When you don't want to fight with your child about homework anymore...


When you're tired of hearing, "She can do the work, she just has to apply herself..."


When it seems you've tried every system of organization under the sun, and been defeated each time...

Wood Bookshelf in the Shape of Human Head and books near break wall, Knowledge Concept

Learning glitches can create a host of secondary resistances to the process of education. When school is extra hard for a child, it's a challenge to their self-esteem. 

Ideally, they accept the challenge, and redouble their efforts, even if it seems they have to work twice as hard as their friends to get the same result.
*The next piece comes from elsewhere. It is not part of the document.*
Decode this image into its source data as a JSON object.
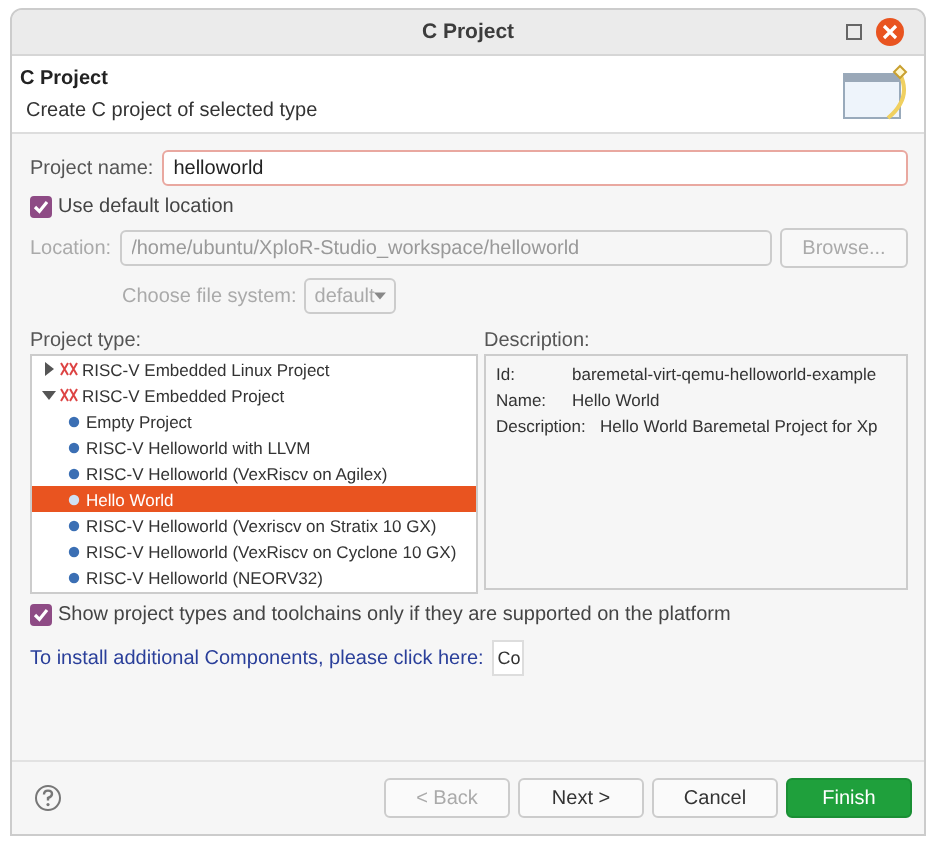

But that's a big ask for a child or adolescent--or for anyone. Add attention and executive function weaknesses to the mix, and it’s even tougher for a student to maintain confidence and motivation.

The temptation can be strong to seek alternate and more immediate satisfactions, like clowning around, getting laughs, distracting the class. Or just zoning out under the radar, going online during “homework time”.

A therapeutic tutor strives to understand an individual’s learning in all its aspects—cognitive, emotional, behavioral, pedagogical—and ally with the student, acknowledging what's difficult, and working through the feelings that get triggered. 

Denying or minimizing a child's anger, frustration and even shame won't help any more than will wallowing in those negative feelings. The way forward is to help the student unlearn the habits of avoidance and defeatism that have locked them in a vicious cycle. Students learn to tolerate more of the discomfort that comes with their particular struggles in learning, structure themselves, set manageable goals.

Experiences of mastery, seemingly small at first, lead to progressive improvements in reality-based self-esteem. When sticking with it becomes more rewarding than bailing out, students become increasingly able and willing to take responsibility for their own learning.